But 2015 is also shaping up to be a very rough year for Chris Christie, the New Jersey governor. This week, Christie’s in-state approval rating dipped to 35 percent, the lowest in his five-year governorship, according to a PublicMind poll conducted by Fairleigh Dickinson University. “There’s a perception that he’s no longer governing,” Krista Jenkins, a political science professor who runs the poll, said. “He’s campaigning.” This comes on the heels of a January poll that asked voters to rate Christie’s five years on a set of eight metrics, like the how the state’s transportation system, quality of life, and ethics and honesty have fared. On all eight metrics but the environment, more voters said that the state had become worse under Christie than better.
Meanwhile, New Jersey beat out only Alaska and Mississippi with the third-worst job growth rate in the country in 2014. Under Christie, since 2010, New Jersey’s credit rating has been adjusted downward eight times by three different rating agencies. Public pensions have been cut, but the pension liability is still about $83 billion underfunded and one of the worst in the country. (The estimated liability jumped from $37 to $83 billion at the end of last year when the state adjusted its math to new accounting rules.) The transportation trust fund, which bankrolls infrastructure repairs for the state, is slated to run out of money in June. “His poll ratings are dropping like an anchor because it’s so transparent that he’s exchanging the well-being of New Jersey for his presidential ambitions,” Ross Baker, a political science professor at Rutgers, told me. There might be no place he is less welcome than his own home state. No matter the scorn the national media has heaped upon Christie in recent months, the disaffection of his own constituents might be the Christie campaign’s biggest vulnerability.
Last week, in a budget address on the floor of the state legislature, Christie outlined his plan to solve the state’s pension crisis. The address was short on the typically wonky details and hard numbers of budget addresses. He described his solution—to restructure public pensions to more closely resemble private pension plans, and require the state to make periodic payments to the pension fund—as a “national model” that showed “true leadership.” He claimed that the commission he tasked with solving the pension crisis reached “an unprecedented accord” with the New Jersey Education Association, one of the most influential public unions in the state.
That sounded familiar: In 2011, Christie had also unveiled a “national model” to solve the pension crisis, forging a bipartisan deal that made national headlines; public workers would pay more for their pension and health benefits and, in exchange, Christie would make successively larger annual payments to the pension fund. But by 2014, Christie announced he would slash those promised payments in order to plug other holes in the budget, reneging on his side of the deal. “The plan was overly reliant on state revenues increasing, but that didn’t happen,” Marc Pfeiffer, assistant director of the Bloustein Local Government Research Center at Rutgers, told me. “He made some very important reforms, but it didn’t solve the problem, despite the fact that he advertised it would.” Public unions sued Christie for violating the reform, and on the eve of his budget address this year, just as Christie prepared to announce his new overhaul, a state judge found that the governor’s decision not to make good on his 2011 reform was unconstitutional. “In the eyes of the public employee unions, he’s lost all legitimacy,” Brigid Harrison, Montclair State professor and political analyst, told me. After Christie’s speech, the NJEA released a statement saying that he had “overstated the nature of the understanding,” and they had not reached a deal as the governor claimed.
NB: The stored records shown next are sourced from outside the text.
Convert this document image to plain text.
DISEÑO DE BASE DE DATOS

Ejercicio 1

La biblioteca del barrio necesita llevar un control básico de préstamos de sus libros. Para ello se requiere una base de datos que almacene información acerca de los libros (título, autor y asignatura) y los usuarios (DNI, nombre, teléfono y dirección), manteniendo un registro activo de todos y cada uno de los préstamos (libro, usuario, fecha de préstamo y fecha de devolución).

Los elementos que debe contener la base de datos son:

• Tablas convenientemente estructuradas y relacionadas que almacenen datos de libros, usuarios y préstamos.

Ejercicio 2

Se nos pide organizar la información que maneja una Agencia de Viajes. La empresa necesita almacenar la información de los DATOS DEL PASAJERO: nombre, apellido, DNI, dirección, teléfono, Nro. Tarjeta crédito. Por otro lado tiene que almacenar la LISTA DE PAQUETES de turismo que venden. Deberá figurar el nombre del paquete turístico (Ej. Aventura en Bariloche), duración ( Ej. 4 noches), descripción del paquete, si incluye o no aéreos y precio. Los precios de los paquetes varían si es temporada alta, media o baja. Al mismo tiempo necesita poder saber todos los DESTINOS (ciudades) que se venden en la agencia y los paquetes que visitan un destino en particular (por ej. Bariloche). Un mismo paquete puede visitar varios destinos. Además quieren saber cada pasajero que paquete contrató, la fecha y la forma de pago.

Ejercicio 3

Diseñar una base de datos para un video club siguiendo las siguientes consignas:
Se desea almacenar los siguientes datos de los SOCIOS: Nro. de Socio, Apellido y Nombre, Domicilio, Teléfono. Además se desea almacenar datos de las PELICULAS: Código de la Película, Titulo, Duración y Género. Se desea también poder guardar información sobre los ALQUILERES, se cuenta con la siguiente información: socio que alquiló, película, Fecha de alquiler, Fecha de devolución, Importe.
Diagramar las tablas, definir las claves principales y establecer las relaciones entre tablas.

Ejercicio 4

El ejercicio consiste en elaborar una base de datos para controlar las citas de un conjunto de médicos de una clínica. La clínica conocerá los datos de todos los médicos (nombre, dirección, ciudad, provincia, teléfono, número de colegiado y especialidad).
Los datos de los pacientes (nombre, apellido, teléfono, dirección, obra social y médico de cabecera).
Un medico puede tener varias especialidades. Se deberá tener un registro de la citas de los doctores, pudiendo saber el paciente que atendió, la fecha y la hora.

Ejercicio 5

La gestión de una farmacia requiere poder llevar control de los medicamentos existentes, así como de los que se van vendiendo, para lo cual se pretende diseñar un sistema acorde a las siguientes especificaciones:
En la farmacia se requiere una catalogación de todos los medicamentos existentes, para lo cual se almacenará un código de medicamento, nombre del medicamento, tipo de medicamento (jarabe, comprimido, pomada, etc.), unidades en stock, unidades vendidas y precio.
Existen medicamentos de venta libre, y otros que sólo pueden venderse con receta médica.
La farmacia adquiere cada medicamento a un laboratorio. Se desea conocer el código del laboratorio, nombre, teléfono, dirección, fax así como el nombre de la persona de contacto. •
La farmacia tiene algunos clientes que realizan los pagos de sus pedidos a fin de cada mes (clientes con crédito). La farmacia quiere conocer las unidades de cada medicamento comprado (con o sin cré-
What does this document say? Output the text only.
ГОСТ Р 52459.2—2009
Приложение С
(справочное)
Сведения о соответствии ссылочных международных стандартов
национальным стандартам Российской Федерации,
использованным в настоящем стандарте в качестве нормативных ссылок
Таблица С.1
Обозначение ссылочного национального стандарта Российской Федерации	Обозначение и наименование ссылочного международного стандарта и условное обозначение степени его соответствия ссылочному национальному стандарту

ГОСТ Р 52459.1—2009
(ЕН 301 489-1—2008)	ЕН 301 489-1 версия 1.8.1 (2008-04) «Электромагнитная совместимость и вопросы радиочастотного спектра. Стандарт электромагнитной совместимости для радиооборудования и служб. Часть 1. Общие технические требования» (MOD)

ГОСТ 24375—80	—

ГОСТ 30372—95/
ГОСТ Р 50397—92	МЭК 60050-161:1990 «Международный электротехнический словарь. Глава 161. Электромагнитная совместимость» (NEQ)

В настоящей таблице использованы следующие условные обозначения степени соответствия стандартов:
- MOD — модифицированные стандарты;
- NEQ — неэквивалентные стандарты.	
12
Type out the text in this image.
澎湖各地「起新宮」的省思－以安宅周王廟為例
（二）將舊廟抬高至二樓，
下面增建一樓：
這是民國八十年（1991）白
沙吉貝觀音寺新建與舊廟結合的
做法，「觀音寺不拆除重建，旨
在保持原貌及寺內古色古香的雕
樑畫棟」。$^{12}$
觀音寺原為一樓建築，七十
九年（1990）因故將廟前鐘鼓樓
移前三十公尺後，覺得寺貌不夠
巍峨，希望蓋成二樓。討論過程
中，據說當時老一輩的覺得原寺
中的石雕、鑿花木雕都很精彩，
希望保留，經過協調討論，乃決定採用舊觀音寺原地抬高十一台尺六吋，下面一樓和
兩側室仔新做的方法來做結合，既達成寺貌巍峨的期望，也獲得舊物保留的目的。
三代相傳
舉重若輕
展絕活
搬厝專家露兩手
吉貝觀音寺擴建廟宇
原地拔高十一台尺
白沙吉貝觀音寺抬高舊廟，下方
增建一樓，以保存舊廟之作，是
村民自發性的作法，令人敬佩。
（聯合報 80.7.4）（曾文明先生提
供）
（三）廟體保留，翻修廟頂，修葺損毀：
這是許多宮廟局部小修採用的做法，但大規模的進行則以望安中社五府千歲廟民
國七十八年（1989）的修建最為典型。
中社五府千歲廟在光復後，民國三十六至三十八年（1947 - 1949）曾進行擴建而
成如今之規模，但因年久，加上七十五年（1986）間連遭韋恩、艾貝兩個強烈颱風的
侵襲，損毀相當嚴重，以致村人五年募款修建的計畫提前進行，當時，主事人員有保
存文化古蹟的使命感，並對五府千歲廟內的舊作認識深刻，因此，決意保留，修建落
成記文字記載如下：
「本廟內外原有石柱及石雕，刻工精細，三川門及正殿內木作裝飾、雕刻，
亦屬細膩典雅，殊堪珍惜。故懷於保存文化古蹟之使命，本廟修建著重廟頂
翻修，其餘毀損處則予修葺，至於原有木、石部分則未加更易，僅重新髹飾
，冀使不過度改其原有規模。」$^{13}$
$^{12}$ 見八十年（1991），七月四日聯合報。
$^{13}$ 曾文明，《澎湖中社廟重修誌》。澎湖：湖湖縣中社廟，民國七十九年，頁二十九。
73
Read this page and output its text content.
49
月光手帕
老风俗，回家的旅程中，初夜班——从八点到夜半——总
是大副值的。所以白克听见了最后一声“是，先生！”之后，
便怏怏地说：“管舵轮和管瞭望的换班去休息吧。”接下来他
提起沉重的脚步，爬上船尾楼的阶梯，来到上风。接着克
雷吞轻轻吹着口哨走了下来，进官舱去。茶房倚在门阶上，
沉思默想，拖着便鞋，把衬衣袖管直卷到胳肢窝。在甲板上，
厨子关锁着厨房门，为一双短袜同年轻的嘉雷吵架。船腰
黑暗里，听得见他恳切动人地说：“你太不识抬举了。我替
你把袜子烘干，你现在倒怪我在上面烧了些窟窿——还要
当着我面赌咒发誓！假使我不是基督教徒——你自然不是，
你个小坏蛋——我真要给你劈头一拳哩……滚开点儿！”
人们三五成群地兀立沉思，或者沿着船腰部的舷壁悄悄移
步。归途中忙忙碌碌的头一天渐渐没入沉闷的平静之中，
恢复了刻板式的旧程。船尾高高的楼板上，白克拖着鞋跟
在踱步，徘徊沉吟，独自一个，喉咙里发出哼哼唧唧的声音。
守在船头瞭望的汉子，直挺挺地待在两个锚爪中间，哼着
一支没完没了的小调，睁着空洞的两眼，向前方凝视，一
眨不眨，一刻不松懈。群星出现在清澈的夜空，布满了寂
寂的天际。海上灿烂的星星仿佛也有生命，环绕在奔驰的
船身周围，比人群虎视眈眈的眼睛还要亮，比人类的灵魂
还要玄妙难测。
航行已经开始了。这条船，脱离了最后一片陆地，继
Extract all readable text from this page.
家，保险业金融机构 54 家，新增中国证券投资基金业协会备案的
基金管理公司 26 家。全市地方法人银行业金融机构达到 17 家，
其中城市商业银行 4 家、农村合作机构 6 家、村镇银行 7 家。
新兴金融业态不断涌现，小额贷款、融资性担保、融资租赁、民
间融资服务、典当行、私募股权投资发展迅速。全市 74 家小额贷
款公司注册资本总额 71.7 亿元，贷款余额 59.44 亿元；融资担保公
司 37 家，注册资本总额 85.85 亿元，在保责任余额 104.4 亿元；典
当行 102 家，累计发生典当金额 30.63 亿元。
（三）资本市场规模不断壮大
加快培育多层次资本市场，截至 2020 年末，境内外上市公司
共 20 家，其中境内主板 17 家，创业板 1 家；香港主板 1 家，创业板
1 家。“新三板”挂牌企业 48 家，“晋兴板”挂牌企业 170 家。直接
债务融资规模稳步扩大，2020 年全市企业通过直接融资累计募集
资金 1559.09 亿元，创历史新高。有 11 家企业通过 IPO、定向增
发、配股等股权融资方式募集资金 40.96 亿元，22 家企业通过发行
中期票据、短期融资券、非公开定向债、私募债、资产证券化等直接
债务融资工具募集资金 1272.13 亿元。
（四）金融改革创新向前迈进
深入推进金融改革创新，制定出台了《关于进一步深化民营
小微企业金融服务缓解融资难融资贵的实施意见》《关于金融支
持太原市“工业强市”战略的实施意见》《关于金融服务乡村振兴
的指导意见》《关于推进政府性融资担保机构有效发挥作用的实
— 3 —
Political analysts are unconvinced Christie’s plan is anything but superficial, since negotiating and enacting deep reform would be politically expensive. “To tackle this huge mess in a real way would probably be career-ending for a politician like Christie with national ambitions,” Harrison said. “It would mean significant budget cuts and a drastic restructuring of the state employees’ pensions and benefits.” Newspaper editorials across New Jersey also accused the governor of punting on the issue of the transportation trust fund, which he left out of the budget address. A widely discussed solution to the fund's solvency, raising the gas tax, would make Christie vulnerable to criticism from conservative Republicans on the campaign trail.
Of course, New Jersey’s budget crisis isn't entirely Chris Christie's fault. States and towns across the country are grappling with desperately underfunded pension liabilities created over decades of poor governance. Governors in the 1980s and 1990s looking to secure loyalties from unions—especially in states like New Jersey, where unions still wield power—would give public workers sweet pension deals without saving the money to fund them. In 2010, the same year Christie took office, the unfunded pension liability was already hovering around $54 billion.
Nonetheless, Christie has over-promised and under-delivered solutions to New Jersey’s deepening financial problems. While the national press has focused Christie's jet-setting and flubs, it's his failure to address his own state’s economic languor that makes him especially vulnerable in a GOP primary. His opponents would be able to bludgeon him with a range of depressing economic indicators for New Jersey. “The consistent thing that voters care about now in the wake of the recession is a politician’s ability to handle the economy,” Harrison told me. “People don’t really care about Jerry Jones’s airplane or Bridgegate, but they do care about jobs.” And in the state that Christie has stewarded for the past five years, that’s exactly what he’s failed to deliver.